Belgium is once again implementing several strict measures to combat the rapid rise in coronavirus infections, announced Prime Minister Alexander De Croo during a press conference on Wednesday.
“I want to start by making two observations,” said De Croo. “The first one: the alarm signals are in the red. We see that we have a huge number of infections in our country and the number of occupied beds has doubled in a fortnight.”
“We had all hoped to have a corona-free winter, but our country is not an island. If we look at the European map, we see the same trend across Europe, with a number of countries turning red again,” he added.
“The second observation is that we have the vaccinations, luckily,” De Croo said. “Nine out of ten people have been vaccinated. That is why we are not in lockdown now. That is thanks to all of you.”
“The virus variant we are seeing today is three times more infectious than the one that initially emerged. All alarm signals are red,” he stressed. “That is why we are taking broad measures. Measures everyone can follow, so we can avoid another lockdown.”

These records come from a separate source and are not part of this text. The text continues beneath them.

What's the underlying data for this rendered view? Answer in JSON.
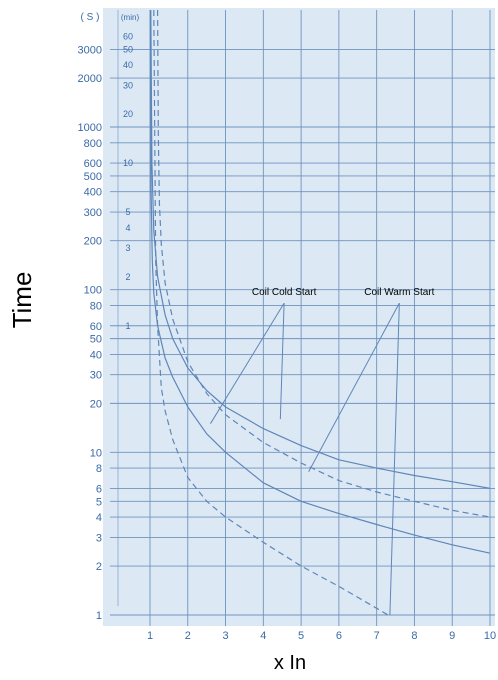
{
  "chart_data": {
    "type": "line",
    "title": "",
    "xlabel": "x In",
    "ylabel": "Time",
    "y_unit_seconds": "( S )",
    "y_unit_minutes": "(min)",
    "x_scale": "linear",
    "y_scale": "log",
    "xlim": [
      0.1,
      10
    ],
    "ylim": [
      0.9,
      6000
    ],
    "grid": true,
    "x_ticks": [
      1,
      2,
      3,
      4,
      5,
      6,
      7,
      8,
      9,
      10
    ],
    "x_tick_labels": [
      "1",
      "2",
      "3",
      "4",
      "5",
      "6",
      "7",
      "8",
      "9",
      "10"
    ],
    "y_ticks_seconds": [
      3000,
      2000,
      1000,
      800,
      600,
      500,
      400,
      300,
      200,
      100,
      80,
      60,
      50,
      40,
      30,
      20,
      10,
      8,
      6,
      5,
      4,
      3,
      2,
      1
    ],
    "y_tick_labels_seconds": [
      "3000",
      "2000",
      "1000",
      "800",
      "600",
      "500",
      "400",
      "300",
      "200",
      "100",
      "80",
      "60",
      "50",
      "40",
      "30",
      "20",
      "10",
      "8",
      "6",
      "5",
      "4",
      "3",
      "2",
      "1"
    ],
    "y_ticks_minutes": [
      60,
      50,
      40,
      30,
      20,
      10,
      5,
      4,
      3,
      2,
      1
    ],
    "y_tick_labels_minutes": [
      "60",
      "50",
      "40",
      "30",
      "20",
      "10",
      "5",
      "4",
      "3",
      "2",
      "1"
    ],
    "series": [
      {
        "style": "solid",
        "x": [
          1.02,
          1.05,
          1.1,
          1.2,
          1.4,
          1.6,
          2.0,
          2.5,
          3.0,
          4.0,
          5.0,
          6.0,
          7.0,
          8.0,
          9.0,
          10.0
        ],
        "y": [
          6000,
          600,
          230,
          120,
          70,
          50,
          33,
          24,
          19,
          14,
          11,
          9,
          8,
          7.2,
          6.6,
          6.0
        ]
      },
      {
        "style": "solid",
        "x": [
          1.01,
          1.03,
          1.06,
          1.1,
          1.2,
          1.4,
          1.6,
          2.0,
          2.5,
          3.0,
          4.0,
          5.0,
          6.0,
          7.0,
          8.0,
          9.0,
          10.0
        ],
        "y": [
          6000,
          400,
          150,
          95,
          60,
          38,
          29,
          19,
          13,
          10,
          6.5,
          5,
          4.2,
          3.6,
          3.1,
          2.7,
          2.4
        ]
      },
      {
        "style": "dashed",
        "x": [
          1.2,
          1.22,
          1.25,
          1.3,
          1.4,
          1.6,
          2.0,
          2.5,
          3.0,
          4.0,
          5.0,
          6.0,
          7.0,
          8.0,
          9.0,
          10.0
        ],
        "y": [
          6000,
          900,
          340,
          190,
          110,
          66,
          36,
          23,
          17,
          11.5,
          8.6,
          6.7,
          5.7,
          5.0,
          4.4,
          4.0
        ]
      },
      {
        "style": "dashed",
        "x": [
          1.1,
          1.15,
          1.2,
          1.3,
          1.4,
          1.6,
          2.0,
          2.5,
          3.0,
          4.0,
          5.0,
          6.0,
          7.0,
          7.3
        ],
        "y": [
          6000,
          150,
          60,
          25,
          18,
          12,
          7,
          5,
          4,
          2.8,
          2.0,
          1.5,
          1.1,
          1.0
        ]
      }
    ],
    "annotations": [
      {
        "text": "Coil Cold Start",
        "targets": [
          [
            2.6,
            15
          ],
          [
            4.45,
            16
          ]
        ]
      },
      {
        "text": "Coil Warm Start",
        "targets": [
          [
            5.2,
            7.6
          ],
          [
            7.35,
            1.0
          ]
        ]
      }
    ],
    "colors": {
      "plot_background": "#dce9f5",
      "grid": "#6f93bf",
      "curves": "#5f86b8",
      "axis_text": "#3a6aa8",
      "annotation_text": "#000000",
      "title_text": "#000000"
    }
  }
}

The Consultative Committee has opted for an approach of maximum caution, said De Croo. “But above all, this is an approach where we all make an effort together. We put the emphasis on prevention and protection, not closure.”
First of all, limiting social contacts, wearing a face mask and keeping the social distance of 1.5 metres remain of the utmost importance, De Croo stressed. If possible, meeting friends should also be done outside.
“We are also going towards a very broad face mask obligation,” he said. “This includes indoor areas, but also at events if they take place outside.”
This will be made mandatory for everyone from the age of 10 (instead of 12). Whether or not that obligation will also apply to the education sector is up to the Regions to decide, as Education is a regional competence.
Covid Safe Ticket+
Ventilation is crucial, which is why it was decided to better monitor the air quality in schools and, as a result, CO2 meters must be installed in classrooms where many people gather. The same arrangement applies to the workplace.
Teleworking will be compulsory four days a week until 12 December. After that, the obligation will be scaled down to three days a week. An exception is made for companies where teleworking is not possible.
“We are also introducing the ‘Covid Safe Ticket+’ rule,” De Croo said. This means that the face mask obligation will also be extended to all places where a Covid Safe Ticket (CST) is currently required.
In practice, this means at public events and private events with more than 50 people indoors or more than 100 people outdoors, in the hospitality industry, theatres, concert halls, cultural centres, cinemas and indoor amusement and theme parks.
Nightclubs, discos and dance halls that do not want to apply compulsory face masks must require a self-test at the entrance, on top of a valid CST.
For those who are fully vaccinated, a third shot will be given “as soon as possible,” De Croo said. There is no concrete timing yet, but he hopes that it will become clear how and when this will happen in the coming weeks.
Additionally, if there is a favourable opinion from the Superior Health Council and approval from the European Medicines Agency (EMA), vaccination of 5-11-year-olds will start as soon as possible. This will be done voluntarily.
‘An explosion of infections’
“These decisions are not easy. For many people they are undoubtedly disappointing,” said Federal Health Minister Frank Vandenbroucke. “But this is an absolute minimum.”
“Right now, we have an explosion of infections. I will give one figure that will also be on the Sciensano dashboard tomorrow: on 8 November, there were 15,224 infections in our country. The provisional figure for Monday, 15 November is 19,306,” he added.
“This is truly an explosion of infections. We must intervene everywhere and strongly,” Vandenbroucke said, stressing that checks and controls will be stricter from now on as well.
“Action will be taken if there are no CO2 meters, if the CST is not used correctly, and so on,” he said. “If we do not take the measures seriously, we will not get to the end of this.”
“The consequence is that people who have been vaccinated, but who have less resistance – such as those who are in poorer health, those who are older – are the ones who end up in hospital,” Vandenbroucke said.
“Even if the vaccines are an extremely good protection, when there is so much virus going around, there are a lot of casualties,” he added. “It is very sad to have to say that, despite all our efforts. We have to fight it together, in all sectors, in solidarity.”
These measures will enter into force on 20 November 2021 and will apply until 28 January 2022. In early January, the Consultative Committee will meet again to evaluate the situation and the restrictions.